Rubrik.co.id – Pelatih Borneo FC Samarinda, Mauro Jeronimo, mempersoalkan keputusan wasit dan ketiadaan VAR setelah timnya kalah 1-3 dari Dewa United Banten FC di Stadion Segiri, Samarinda, Rabu, 16 September 2026, pada lanjutan BRI Super League 2026/27. Pelatih asal Portugal itu juga mengaku sulit menjelaskan penyebab kekalahan tersebut.
Kepada Bola.com, Jeronimo menilai timnya justru tampil lebih baik sepanjang babak kedua. “Ini sulit untuk dijelaskan. Karena kami lebih baik dari mereka di babak kedua. Kami memulai dengan baik dan mendominasi. Kita juga bisa mencetak gol di menit awal. Di sepak bola kadang-kadang kita tidak mengerti kenapa kalah,” katanya.
Sorotan utamanya tertuju pada gol pembuka Dewa United. “Gol pertama itu bisa diperdebatkan. Sebelum gol terjadi Reva Adi dilanggar. Saya tak bisa menutup mulut untuk masalah ini. Jika Anda melihat videonya, itu murni pelanggaran. Tapi tak ada VAR dan gol disahkan,” ujarnya, masih menurut Bola.com.

Keluhan serupa dicatat media lokal Kalimantan Timur, Busam.id, dengan kalimat yang sedikit berbeda. “Selain itu ada beberapa faktor juga, salah satunya sebelum gol pertama ada foul terhadap Reva, hanya saja wasit dan var tidak melihat. Ada insiden juga Asgal yang harusnya mendapatkan pinalti karena dilanggar pemain Dewa,” ucapnya.

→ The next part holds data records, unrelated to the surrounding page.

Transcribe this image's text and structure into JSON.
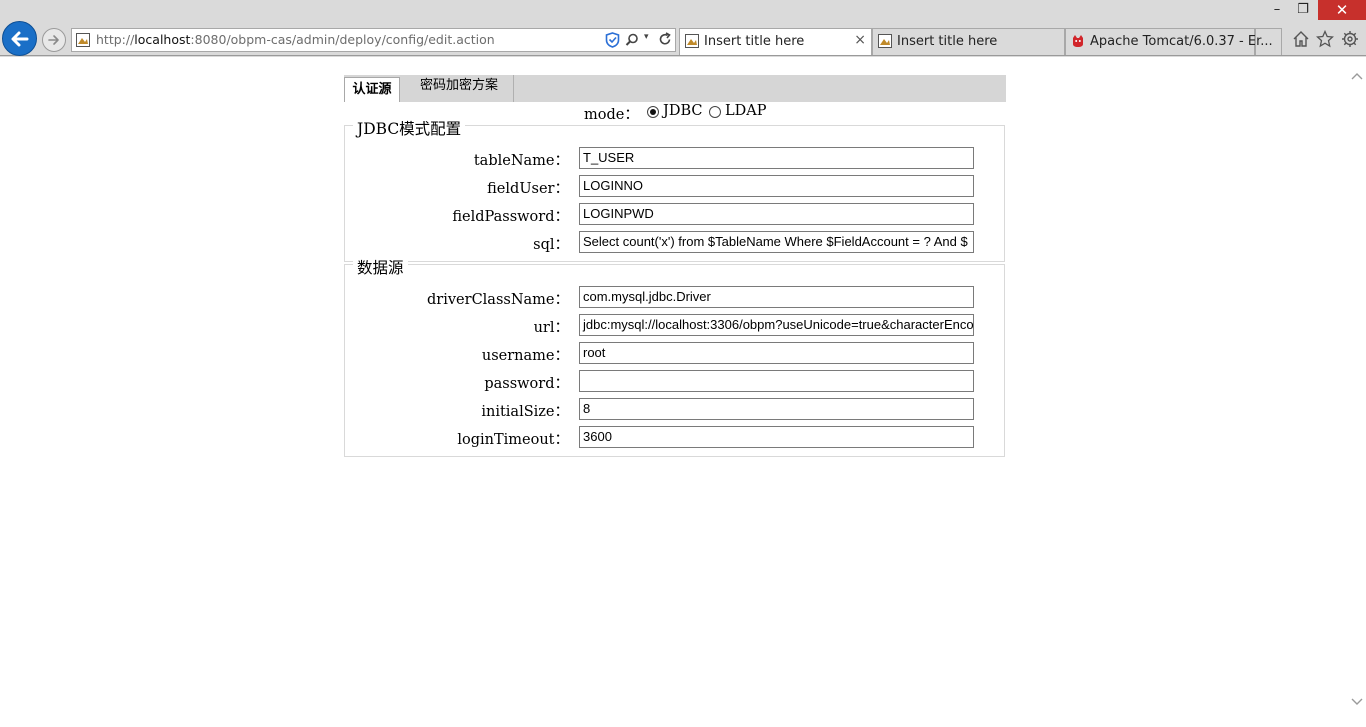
{
  "browser": {
    "url_prefix": "http://",
    "url_host": "localhost",
    "url_rest": ":8080/obpm-cas/admin/deploy/config/edit.action",
    "tabs": [
      {
        "label": "Insert title here",
        "close": "×"
      },
      {
        "label": "Insert title here"
      },
      {
        "label": "Apache Tomcat/6.0.37 - Er..."
      }
    ],
    "window_controls": {
      "minimize": "–",
      "restore": "❐",
      "close": "✕"
    },
    "dropdown_glyph": "▾"
  },
  "page_tabs": {
    "selected": "认证源",
    "other": "密码加密方案"
  },
  "mode": {
    "label": "mode：",
    "options": [
      {
        "label": "JDBC",
        "checked": true
      },
      {
        "label": "LDAP",
        "checked": false
      }
    ]
  },
  "jdbc_group": {
    "legend": "JDBC模式配置",
    "fields": [
      {
        "label": "tableName：",
        "value": "T_USER"
      },
      {
        "label": "fieldUser：",
        "value": "LOGINNO"
      },
      {
        "label": "fieldPassword：",
        "value": "LOGINPWD"
      },
      {
        "label": "sql：",
        "value": "Select count('x') from $TableName  Where $FieldAccount = ? And $"
      }
    ]
  },
  "datasource_group": {
    "legend": "数据源",
    "fields": [
      {
        "label": "driverClassName：",
        "value": "com.mysql.jdbc.Driver"
      },
      {
        "label": "url：",
        "value": "jdbc:mysql://localhost:3306/obpm?useUnicode=true&characterEnco"
      },
      {
        "label": "username：",
        "value": "root"
      },
      {
        "label": "password：",
        "value": ""
      },
      {
        "label": "initialSize：",
        "value": "8"
      },
      {
        "label": "loginTimeout：",
        "value": "3600"
      }
    ]
  }
}
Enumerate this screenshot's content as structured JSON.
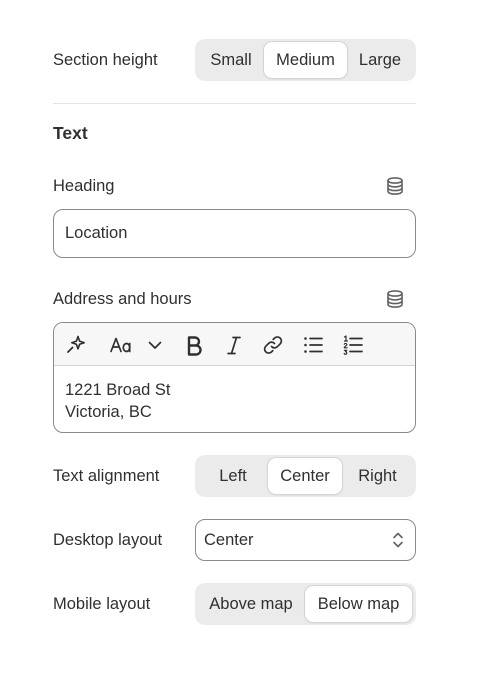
{
  "section_height": {
    "label": "Section height",
    "options": [
      "Small",
      "Medium",
      "Large"
    ],
    "selected": "Medium"
  },
  "text_section": {
    "title": "Text"
  },
  "heading": {
    "label": "Heading",
    "value": "Location",
    "icon": "database-icon"
  },
  "address": {
    "label": "Address and hours",
    "icon": "database-icon",
    "toolbar": [
      "magic-icon",
      "font-size-icon",
      "chevron-down-icon",
      "bold-icon",
      "italic-icon",
      "link-icon",
      "bullet-list-icon",
      "numbered-list-icon"
    ],
    "lines": [
      "1221 Broad St",
      "Victoria, BC"
    ]
  },
  "text_alignment": {
    "label": "Text alignment",
    "options": [
      "Left",
      "Center",
      "Right"
    ],
    "selected": "Center"
  },
  "desktop_layout": {
    "label": "Desktop layout",
    "value": "Center"
  },
  "mobile_layout": {
    "label": "Mobile layout",
    "options": [
      "Above map",
      "Below map"
    ],
    "selected": "Below map"
  }
}
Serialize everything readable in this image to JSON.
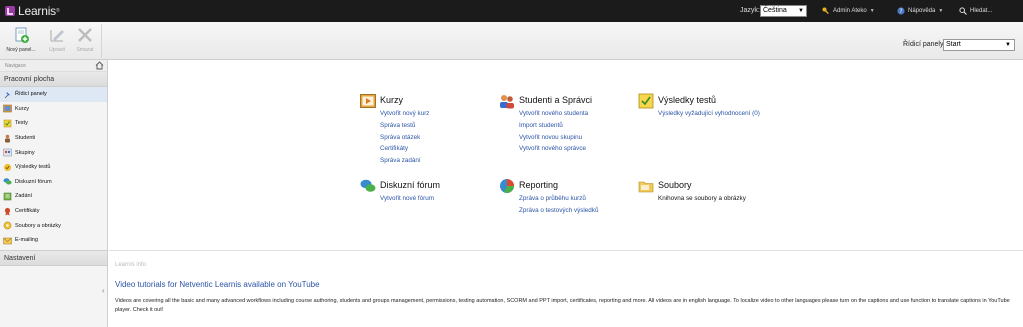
{
  "app": {
    "logo_text": "Learnis",
    "logo_sup": "®"
  },
  "topbar": {
    "language_label": "Jazyk:",
    "language_value": "Čeština",
    "user": "Admin Ateko",
    "help": "Nápověda",
    "search": "Hledat..."
  },
  "toolbar": {
    "buttons": [
      {
        "label": "Nový panel..."
      },
      {
        "label": "Upravit"
      },
      {
        "label": "Smazat"
      }
    ],
    "dashboard_label": "Řídicí panely",
    "dashboard_value": "Start"
  },
  "sidebar": {
    "nav_header": "Navigace",
    "section": "Pracovní plocha",
    "items": [
      {
        "label": "Řídicí panely",
        "icon": "pin-icon"
      },
      {
        "label": "Kurzy",
        "icon": "course-icon"
      },
      {
        "label": "Testy",
        "icon": "test-icon"
      },
      {
        "label": "Studenti",
        "icon": "students-icon"
      },
      {
        "label": "Skupiny",
        "icon": "groups-icon"
      },
      {
        "label": "Výsledky testů",
        "icon": "results-icon"
      },
      {
        "label": "Diskuzní fórum",
        "icon": "forum-icon"
      },
      {
        "label": "Zadání",
        "icon": "assignment-icon"
      },
      {
        "label": "Certifikáty",
        "icon": "certificate-icon"
      },
      {
        "label": "Soubory a obrázky",
        "icon": "files-icon"
      },
      {
        "label": "E-mailing",
        "icon": "email-icon"
      }
    ],
    "settings": "Nastavení"
  },
  "dashboard": {
    "kurzy": {
      "title": "Kurzy",
      "links": [
        "Vytvořit nový kurz",
        "Správa testů",
        "Správa otázek",
        "Certifikáty",
        "Správa zadání"
      ]
    },
    "studenti": {
      "title": "Studenti a Správci",
      "links": [
        "Vytvořit nového studenta",
        "Import studentů",
        "Vytvořit novou skupinu",
        "Vytvořit nového správce"
      ]
    },
    "vysledky": {
      "title": "Výsledky testů",
      "links": [
        "Výsledky vyžadující vyhodnocení (0)"
      ]
    },
    "forum": {
      "title": "Diskuzní fórum",
      "links": [
        "Vytvořit nové fórum"
      ]
    },
    "reporting": {
      "title": "Reporting",
      "links": [
        "Zpráva o průběhu kurzů",
        "Zpráva o testových výsledků"
      ]
    },
    "soubory": {
      "title": "Soubory",
      "text": "Knihovna se soubory a obrázky"
    }
  },
  "info": {
    "label": "Learnis info",
    "title": "Video tutorials for Netventic Learnis available on YouTube",
    "body": "Videos are covering all the basic and many advanced workflows including course authoring, students and groups management, permissions, testing automation, SCORM and PPT import, certificates, reporting and more. All videos are in english language. To localize video to other languages please turn on the captions and use function to translate captions in YouTube player. Check it out!"
  },
  "colors": {
    "topbar": "#1b1b1b",
    "link": "#2b55a6",
    "active_nav": "#dde8f4"
  }
}
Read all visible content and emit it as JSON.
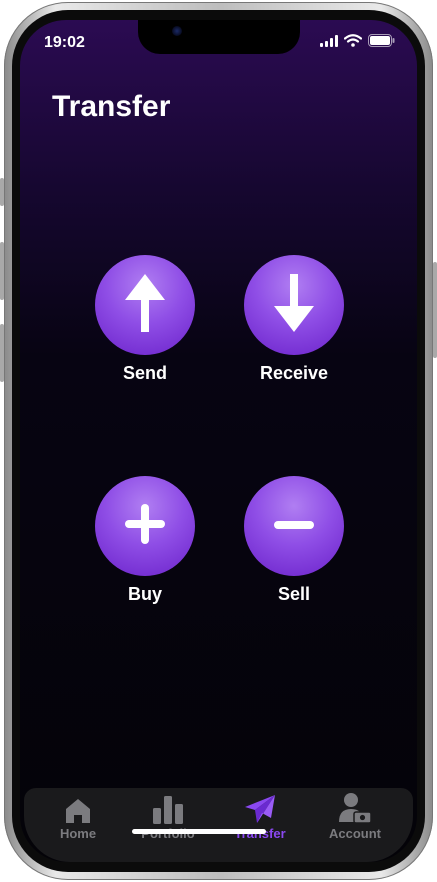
{
  "status_bar": {
    "time": "19:02"
  },
  "page": {
    "title": "Transfer"
  },
  "actions": [
    {
      "label": "Send",
      "icon": "arrow-up-icon"
    },
    {
      "label": "Receive",
      "icon": "arrow-down-icon"
    },
    {
      "label": "Buy",
      "icon": "plus-icon"
    },
    {
      "label": "Sell",
      "icon": "minus-icon"
    }
  ],
  "tabbar": {
    "items": [
      {
        "label": "Home",
        "icon": "house-icon",
        "active": false
      },
      {
        "label": "Portfolio",
        "icon": "bar-chart-icon",
        "active": false
      },
      {
        "label": "Transfer",
        "icon": "paper-plane-icon",
        "active": true
      },
      {
        "label": "Account",
        "icon": "user-cash-icon",
        "active": false
      }
    ]
  },
  "colors": {
    "accent": "#8a48f0",
    "button_gradient_light": "#b07ef2",
    "button_gradient_dark": "#6a21c9",
    "tab_inactive": "#7b7b7f",
    "background_top": "#2b0b52",
    "background_bottom": "#040308"
  }
}
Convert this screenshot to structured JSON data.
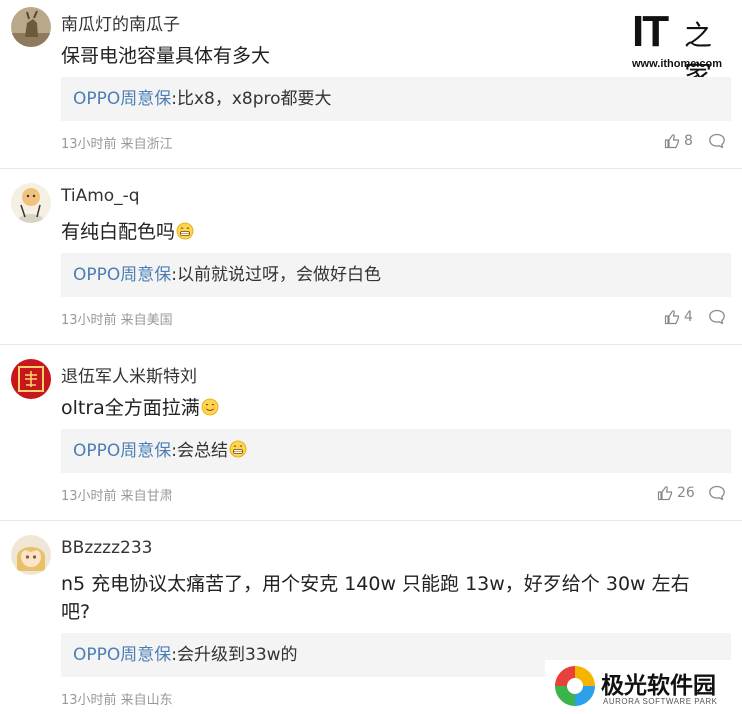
{
  "header_logo": {
    "mark": "IT",
    "chinese": "之家",
    "url": "www.ithome.com"
  },
  "comments": [
    {
      "username": "南瓜灯的南瓜子",
      "content": "保哥电池容量具体有多大",
      "content_emoji": "",
      "reply": {
        "name": "OPPO周意保",
        "sep": ":",
        "text": "比x8，x8pro都要大",
        "emoji": ""
      },
      "meta": "13小时前 来自浙江",
      "likes": "8",
      "avatar_icon": "deer-avatar"
    },
    {
      "username": "TiAmo_-q",
      "content": "有纯白配色吗",
      "content_emoji": "grin-emoji",
      "reply": {
        "name": "OPPO周意保",
        "sep": ":",
        "text": "以前就说过呀，会做好白色",
        "emoji": ""
      },
      "meta": "13小时前 来自美国",
      "likes": "4",
      "avatar_icon": "cartoon-avatar"
    },
    {
      "username": "退伍军人米斯特刘",
      "content": "oltra全方面拉满",
      "content_emoji": "smile-emoji",
      "reply": {
        "name": "OPPO周意保",
        "sep": ":",
        "text": "会总结",
        "emoji": "grin-emoji"
      },
      "meta": "13小时前 来自甘肃",
      "likes": "26",
      "avatar_icon": "red-seal-avatar"
    },
    {
      "username": "BBzzzz233",
      "content": "n5 充电协议太痛苦了，用个安克 140w 只能跑 13w，好歹给个 30w 左右吧?",
      "content_emoji": "",
      "reply": {
        "name": "OPPO周意保",
        "sep": ":",
        "text": "会升级到33w的",
        "emoji": ""
      },
      "meta": "13小时前 来自山东",
      "likes": "",
      "avatar_icon": "anime-girl-avatar"
    }
  ],
  "watermark": {
    "chinese": "极光软件园",
    "english": "AURORA SOFTWARE PARK"
  },
  "colors": {
    "reply_name": "#4a7fb5",
    "reply_bg": "#f4f4f4",
    "meta": "#999999"
  }
}
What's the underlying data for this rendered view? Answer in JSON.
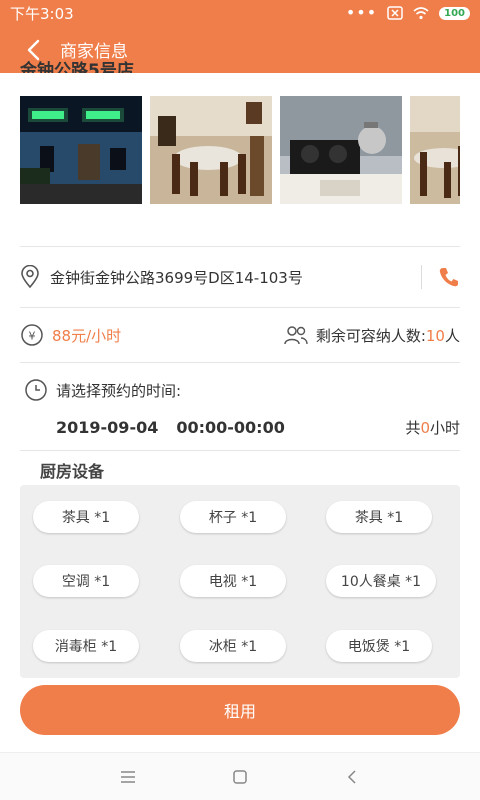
{
  "status_bar": {
    "time": "下午3:03",
    "battery": "100"
  },
  "header": {
    "title": "商家信息"
  },
  "store": {
    "name_cut": "金钟公路5号店"
  },
  "address": {
    "text": "金钟街金钟公路3699号D区14-103号"
  },
  "pricing": {
    "currency_symbol": "¥",
    "price": "88元/小时",
    "capacity_label": "剩余可容纳人数:",
    "capacity_value": "10",
    "capacity_unit": "人"
  },
  "booking": {
    "prompt": "请选择预约的时间:",
    "date": "2019-09-04",
    "time_range": "00:00-00:00",
    "total_prefix": "共",
    "total_value": "0",
    "total_unit": "小时"
  },
  "equipment": {
    "title": "厨房设备",
    "items": [
      "茶具 *1",
      "杯子 *1",
      "茶具 *1",
      "空调 *1",
      "电视 *1",
      "10人餐桌 *1",
      "消毒柜 *1",
      "冰柜 *1",
      "电饭煲 *1"
    ]
  },
  "actions": {
    "rent_label": "租用"
  },
  "colors": {
    "accent": "#f07e4a"
  }
}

Bola.com juga mencatat keluhan Jeronimo soal peluang yang tak berbuah hadiah penalti. “Saya pikir kami sangat dekat dengan gol kedua. Ada kejadian di kotak penalti yang seharusnya hadiah untuk kita. Tapi itu diabaikan,” ujarnya.
Skuad Baru yang Masih Dibangun
Di luar urusan wasit, Jeronimo menunjuk proses pembentukan tim sebagai faktor lain. Kepada Busam.id ia menyebut ada 30 pemain baru di skuadnya yang chemistry-nya belum terbentuk.
“Ibarat rumah kita masih membangun, tidak ada magic di sepakbola. Sehingga butuh proses, dan dengan pemain baru di dalamnya, tentu ini tim baru. Masih butuh waktu kedepan, dan saya yakin kami bisa melakukannya,” katanya.
Nada yang sama muncul dalam penutup wawancaranya dengan Bola.com. “Oke kami akui, kami kalah. Sekarang kami kalah dari Dewa United. Pertandingan berikutnya tak boleh kalah lagi. Kami kerja keras lagi. Sepak bola bukan sulap atau sihir. Sepak bola hanya soal kerja dan kerja,” pungkasnya.
Tiga Hari Menuju Bali United
Tekanannya nyata. Laporan lengkap kekalahan 1-3 dari Dewa United mencatat Pesut Etam tertahan di peringkat ke-10 dengan tiga poin, angka yang juga dicatat Busam.id. Itu kekalahan kandang kedua Borneo musim ini setelah takluk 0-1 dari Persija Jakarta pada pekan pembuka.
Laga melawan Dewa United sendiri merupakan pertandingan pekan kelima yang dimajukan. Konsekuensinya, Borneo harus kembali turun di Segiri melawan Bali United FC pada Minggu, 20 September 2026, pukul 15.30 WIB, menurut jadwal resmi I.League yang juga dikutip ANTARA.